2. Single/ Multiple-use of devices and safe reprocessing

- This ‘one-size-fits-all’ amendment is not practical and does not take into consideration the vast range of more than half a
million medical devices, used both in the healthcare and homecare setting.
- The ENVI compromise will result in a complex and uncertain process with major delays anticipated, with many single-use
devices currently used by patient and doctors in Europe suddenly being considered reusable. Products could ultimately be
unsafe for patients.
- The costs and additional administrative burden for this proposed procedure are anticipated to be huge. Developing the
evidence that a device cannot be safely reprocessed will be a major challenge for manufacturers, and will be very costly
and burdensome. Manufacturers will need to carry out a series of tests and provide evidence on how many times and
under which conditions currently single-use and later multiple-use devices can be reprocessed. Aside from this, the cost
of a simple re-labeling of each and every one of the half a million devices as reusable by default, adds immense and
useless costs for manufacturers.
- This approach would deviate from the globally applied principle that products which are single-use are declared
as such and not vice versa. The proposal would also imply that products specified as ‘single-use’ in other jurisdictions
like the United States, Canada and Japan, would be re-labeled as ‘multiple-use’ in Europe.

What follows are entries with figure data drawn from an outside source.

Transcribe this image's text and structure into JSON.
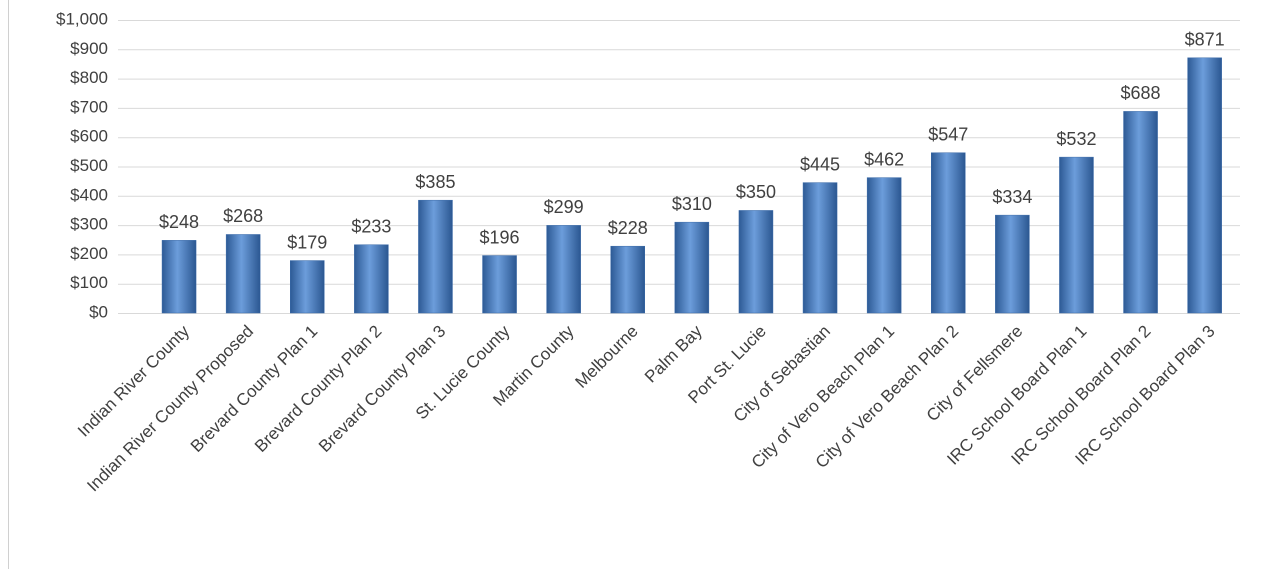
{
  "chart_data": {
    "type": "bar",
    "categories": [
      "Indian River County",
      "Indian River County Proposed",
      "Brevard County Plan 1",
      "Brevard County Plan 2",
      "Brevard County Plan 3",
      "St. Lucie County",
      "Martin County",
      "Melbourne",
      "Palm Bay",
      "Port St. Lucie",
      "City of Sebastian",
      "City of Vero Beach Plan 1",
      "City of Vero Beach Plan 2",
      "City of Fellsmere",
      "IRC School Board Plan 1",
      "IRC School Board Plan 2",
      "IRC School Board Plan 3"
    ],
    "values": [
      248,
      268,
      179,
      233,
      385,
      196,
      299,
      228,
      310,
      350,
      445,
      462,
      547,
      334,
      532,
      688,
      871
    ],
    "value_labels": [
      "$248",
      "$268",
      "$179",
      "$233",
      "$385",
      "$196",
      "$299",
      "$228",
      "$310",
      "$350",
      "$445",
      "$462",
      "$547",
      "$334",
      "$532",
      "$688",
      "$871"
    ],
    "color": "#4f81bd",
    "ylim": [
      0,
      1000
    ],
    "yticks": [
      {
        "value": 0,
        "label": "$0"
      },
      {
        "value": 100,
        "label": "$100"
      },
      {
        "value": 200,
        "label": "$200"
      },
      {
        "value": 300,
        "label": "$300"
      },
      {
        "value": 400,
        "label": "$400"
      },
      {
        "value": 500,
        "label": "$500"
      },
      {
        "value": 600,
        "label": "$600"
      },
      {
        "value": 700,
        "label": "$700"
      },
      {
        "value": 800,
        "label": "$800"
      },
      {
        "value": 900,
        "label": "$900"
      },
      {
        "value": 1000,
        "label": "$1,000"
      }
    ],
    "grid": true
  }
}
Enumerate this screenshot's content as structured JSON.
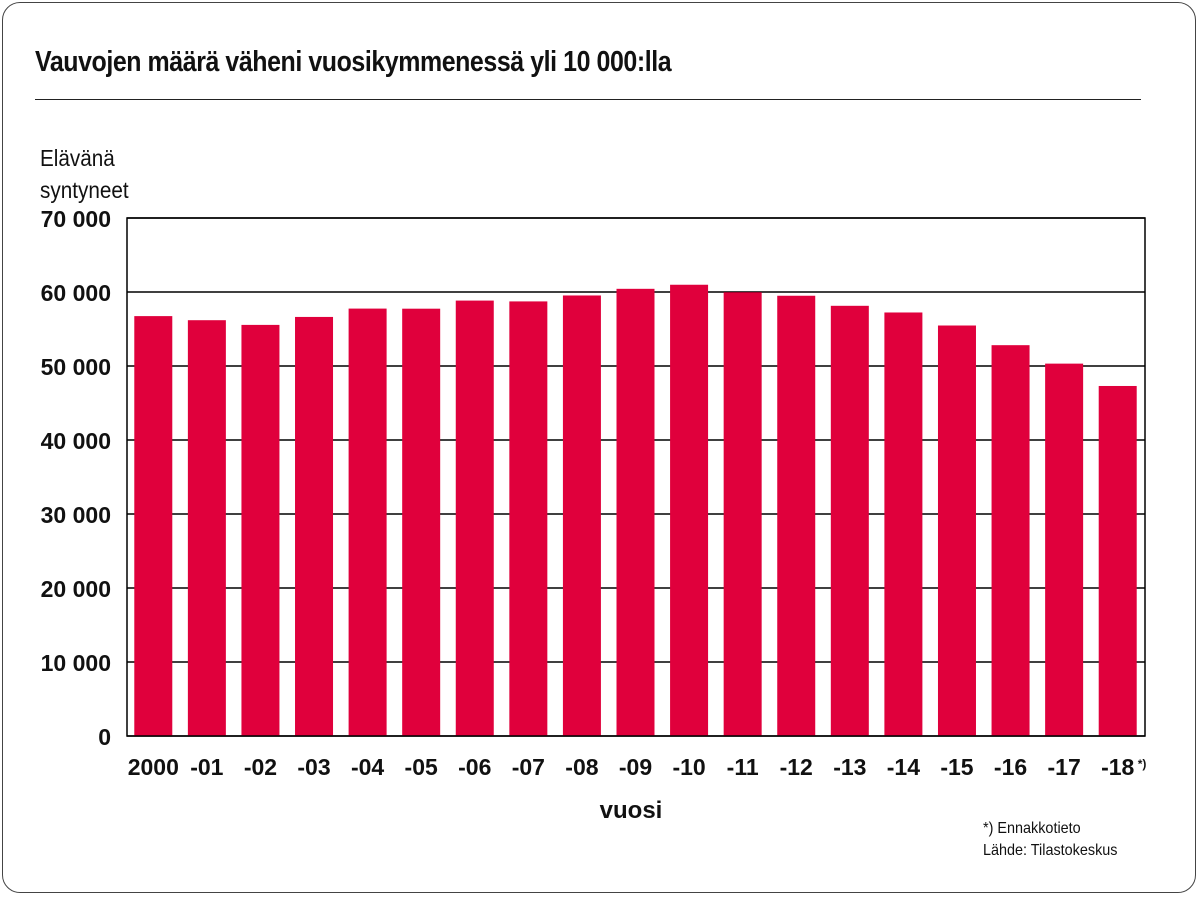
{
  "chart_data": {
    "type": "bar",
    "title": "Vauvojen määrä väheni vuosikymmenessä yli 10 000:lla",
    "ylabel_lines": [
      "Elävänä",
      "syntyneet"
    ],
    "xlabel": "vuosi",
    "categories": [
      "2000",
      "-01",
      "-02",
      "-03",
      "-04",
      "-05",
      "-06",
      "-07",
      "-08",
      "-09",
      "-10",
      "-11",
      "-12",
      "-13",
      "-14",
      "-15",
      "-16",
      "-17",
      "-18"
    ],
    "footnote_marker": "*)",
    "values": [
      56742,
      56189,
      55555,
      56630,
      57758,
      57745,
      58840,
      58729,
      59530,
      60430,
      60980,
      59961,
      59493,
      58134,
      57232,
      55472,
      52814,
      50321,
      47300
    ],
    "ylim": [
      0,
      70000
    ],
    "yticks": [
      0,
      10000,
      20000,
      30000,
      40000,
      50000,
      60000,
      70000
    ],
    "ytick_labels": [
      "0",
      "10 000",
      "20 000",
      "30 000",
      "40 000",
      "50 000",
      "60 000",
      "70 000"
    ],
    "grid": true,
    "bar_color": "#e0003c"
  },
  "notes": {
    "preliminary": "*) Ennakkotieto",
    "source": "Lähde: Tilastokeskus"
  }
}
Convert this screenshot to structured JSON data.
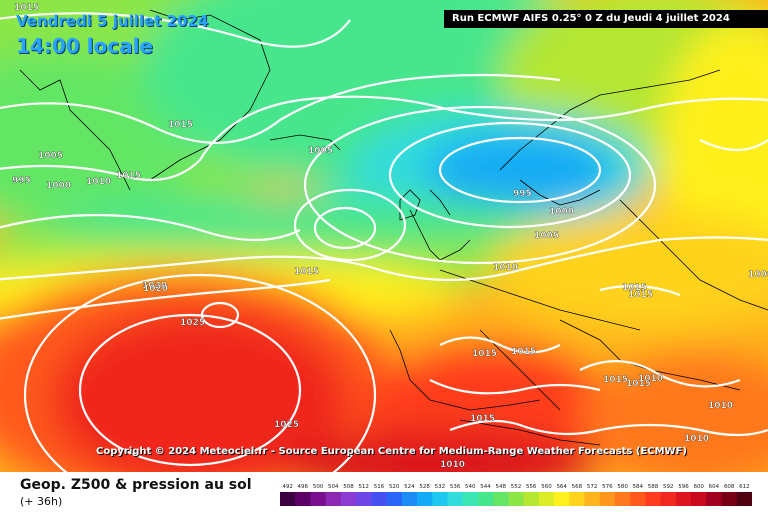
{
  "header": {
    "date": "Vendredi 5 juillet 2024",
    "time": "14:00 locale",
    "run": "Run ECMWF AIFS 0.25° 0 Z du Jeudi 4 juillet 2024"
  },
  "copyright": "Copyright © 2024 Meteociel.fr - Source European Centre for Medium-Range Weather Forecasts (ECMWF)",
  "footer": {
    "title": "Geop. Z500 & pression au sol",
    "lead": "(+ 36h)"
  },
  "legend": {
    "ticks": [
      "492",
      "496",
      "500",
      "504",
      "508",
      "512",
      "516",
      "520",
      "524",
      "528",
      "532",
      "536",
      "540",
      "544",
      "548",
      "552",
      "556",
      "560",
      "564",
      "568",
      "572",
      "576",
      "580",
      "584",
      "588",
      "592",
      "596",
      "600",
      "604",
      "608",
      "612"
    ],
    "colors": [
      "#3c0040",
      "#5c0066",
      "#7a1090",
      "#8c28b4",
      "#8c3cd2",
      "#6e46e6",
      "#4650f0",
      "#2864f5",
      "#1e8cf5",
      "#14aaf5",
      "#1ec8f0",
      "#32dcdc",
      "#3ce6b4",
      "#46e68c",
      "#64e664",
      "#8ce646",
      "#b4e632",
      "#dcec28",
      "#fff01e",
      "#ffd21e",
      "#ffb41e",
      "#ff961e",
      "#ff781e",
      "#ff5a1e",
      "#ff3c1e",
      "#f0281e",
      "#dc141e",
      "#c80a1e",
      "#a0001e",
      "#780014",
      "#500010"
    ]
  },
  "pressure_labels": [
    {
      "t": "1015"
    },
    {
      "t": "1020"
    },
    {
      "t": "1015"
    },
    {
      "t": "1005"
    },
    {
      "t": "995"
    },
    {
      "t": "1000"
    },
    {
      "t": "1010"
    },
    {
      "t": "1015"
    },
    {
      "t": "1005"
    },
    {
      "t": "995"
    },
    {
      "t": "1000"
    },
    {
      "t": "1005"
    },
    {
      "t": "1010"
    },
    {
      "t": "1015"
    },
    {
      "t": "1020"
    },
    {
      "t": "1025"
    },
    {
      "t": "1015"
    },
    {
      "t": "1015"
    },
    {
      "t": "1015"
    },
    {
      "t": "1015"
    },
    {
      "t": "1015"
    },
    {
      "t": "1015"
    },
    {
      "t": "1010"
    },
    {
      "t": "1015"
    },
    {
      "t": "1025"
    },
    {
      "t": "1010"
    },
    {
      "t": "1010"
    },
    {
      "t": "1010"
    },
    {
      "t": "1000"
    }
  ]
}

- The ENVI compromise establishes a ‘negative list’ which contains devices that cannot be safely reprocessed. Managing
the procedure and the update of such a list will be a major challenge for the European Commission as it needs to be
product-specific and would imply the oversight of around 500,000 products.

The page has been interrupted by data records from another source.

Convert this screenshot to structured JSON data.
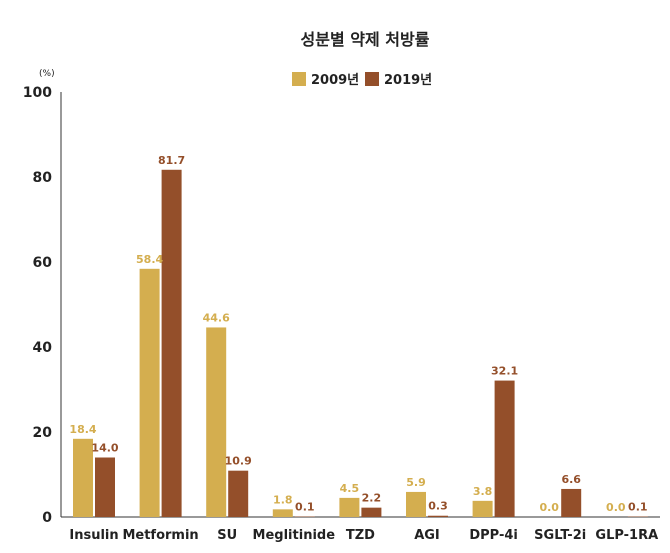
{
  "chart_data": {
    "type": "bar",
    "title": "성분별 약제 처방률",
    "ylabel": "(%)",
    "xlabel": "",
    "ylim": [
      0,
      100
    ],
    "yticks": [
      0,
      20,
      40,
      60,
      80,
      100
    ],
    "grid": false,
    "legend_position": "top-center",
    "categories": [
      "Insulin",
      "Metformin",
      "SU",
      "Meglitinide",
      "TZD",
      "AGI",
      "DPP-4i",
      "SGLT-2i",
      "GLP-1RA"
    ],
    "series": [
      {
        "name": "2009년",
        "color": "#D4AE4F",
        "values": [
          18.4,
          58.4,
          44.6,
          1.8,
          4.5,
          5.9,
          3.8,
          0.0,
          0.0
        ],
        "labels": [
          "18.4",
          "58.4",
          "44.6",
          "1.8",
          "4.5",
          "5.9",
          "3.8",
          "0.0",
          "0.0"
        ]
      },
      {
        "name": "2019년",
        "color": "#944F2A",
        "values": [
          14.0,
          81.7,
          10.9,
          0.1,
          2.2,
          0.3,
          32.1,
          6.6,
          0.1
        ],
        "labels": [
          "14.0",
          "81.7",
          "10.9",
          "0.1",
          "2.2",
          "0.3",
          "32.1",
          "6.6",
          "0.1"
        ]
      }
    ]
  }
}
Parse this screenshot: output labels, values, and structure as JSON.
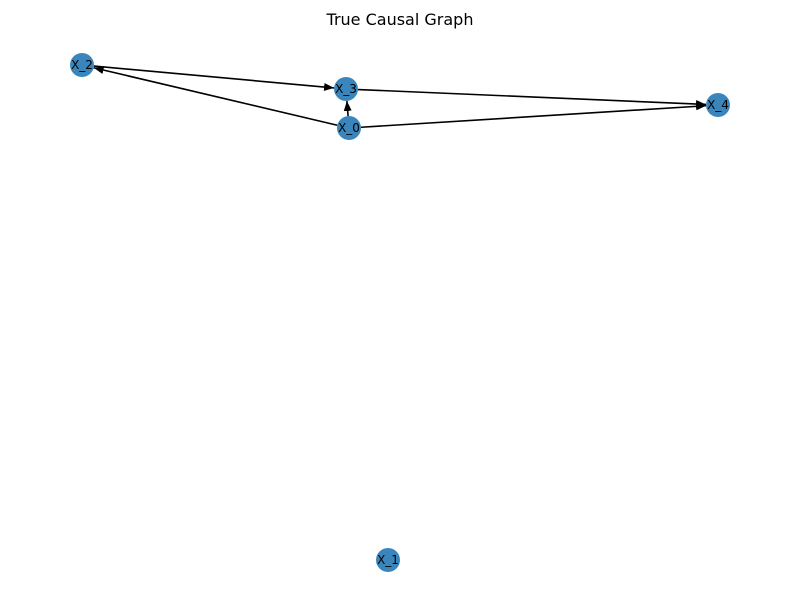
{
  "title": "True Causal Graph",
  "colors": {
    "node": "#3a86bc",
    "edge": "#000000",
    "label": "#000000",
    "background": "#ffffff"
  },
  "nodes": [
    {
      "id": "X_0",
      "label": "X_0"
    },
    {
      "id": "X_1",
      "label": "X_1"
    },
    {
      "id": "X_2",
      "label": "X_2"
    },
    {
      "id": "X_3",
      "label": "X_3"
    },
    {
      "id": "X_4",
      "label": "X_4"
    }
  ],
  "edges": [
    {
      "source": "X_0",
      "target": "X_2"
    },
    {
      "source": "X_0",
      "target": "X_3"
    },
    {
      "source": "X_0",
      "target": "X_4"
    },
    {
      "source": "X_2",
      "target": "X_3"
    },
    {
      "source": "X_3",
      "target": "X_4"
    }
  ]
}
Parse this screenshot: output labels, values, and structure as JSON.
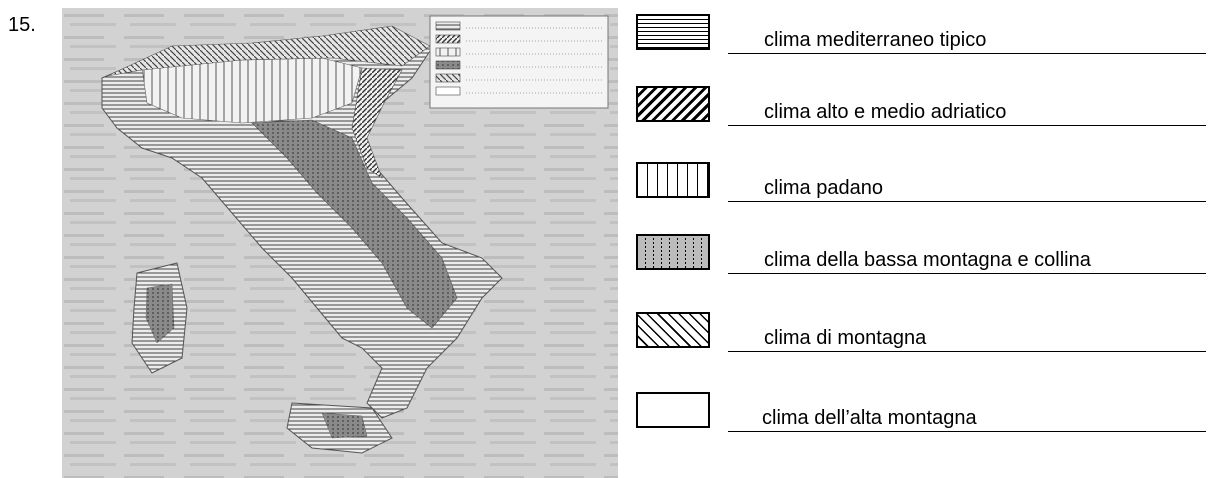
{
  "exercise": {
    "number": "15."
  },
  "map": {
    "alt": "Map of Italy with climate zones shaded using patterns",
    "mini_legend_rows": 6
  },
  "legend": [
    {
      "pattern": "horizontal-lines",
      "label": "clima mediterraneo tipico"
    },
    {
      "pattern": "dense-diagonal-lines",
      "label": "clima alto e medio adriatico"
    },
    {
      "pattern": "vertical-lines",
      "label": "clima padano"
    },
    {
      "pattern": "gray-dotted-vertical-lines",
      "label": "clima della bassa montagna e collina"
    },
    {
      "pattern": "back-diagonal-lines",
      "label": "clima di montagna"
    },
    {
      "pattern": "blank",
      "label": "clima dell’alta montagna"
    }
  ],
  "colors": {
    "ink": "#000000",
    "map_background": "#d2d2d2",
    "swatch_gray": "#bcbcbc"
  }
}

- The original proposal by the European Commission takes a more reasonable approach and puts patient safety first:
before being reprocessed, the Commission calls for evidence that devices can be reprocessed safely and assigns the
appropriate level of responsibility to the reprocessor.

3. Hazardous substances
- The ENVI amendments apply a general ‘one-size-fits-all’ phase-out/ban of hazardous substances without an evidence-
based justification and without taking into account the medical safety need of a device that in certain cases can only be
delivered through the use of certain hazardous substances.
- A risk-benefit analysis of the medical safety needs of the product, specific to the product category, should be carried out
before a phase-out of any hazardous substance. Any ban of substances should be patient-centric, not chemical-centric,
and should be based on an evidence-based medical opinion.
- For certain medical devices, hazardous substances can be substituted, e.g. DEHP-free urine bags. For other devices,
certain hazardous substances are critical to guarantee the ‘medical safety’ of the treatment (e.g. breathing tubes for
neonates need to be extremely flexible for this vulnerable age group; DEHP in blood bags guarantees longer blood
storage than without this substance).

4. Clinical requirements
- Randomized Control Trials (RCTs): RCTs cannot be the gold standard for all technologies and should not be made
mandatory. Where RCTs are not feasible or meaningful, other scientifically valid study designs need to be allowed.
- Efficacy: these amendments refer to ‘clinical efficacy’; however, ‘efficacy’ is not defined. Furthermore, while ‘efficacy’ is
the relevant requirement for pharmaceuticals, it is not suitable for medical devices. Therefore we call on all MEPs to
introduce an adequate definition of ‘performance’ along the lines of the World Health Organisation (WHO)’s definition of
‘effectiveness’ which is more appropriate for medical devices. This solution was proposed in IMCO with amendment 105.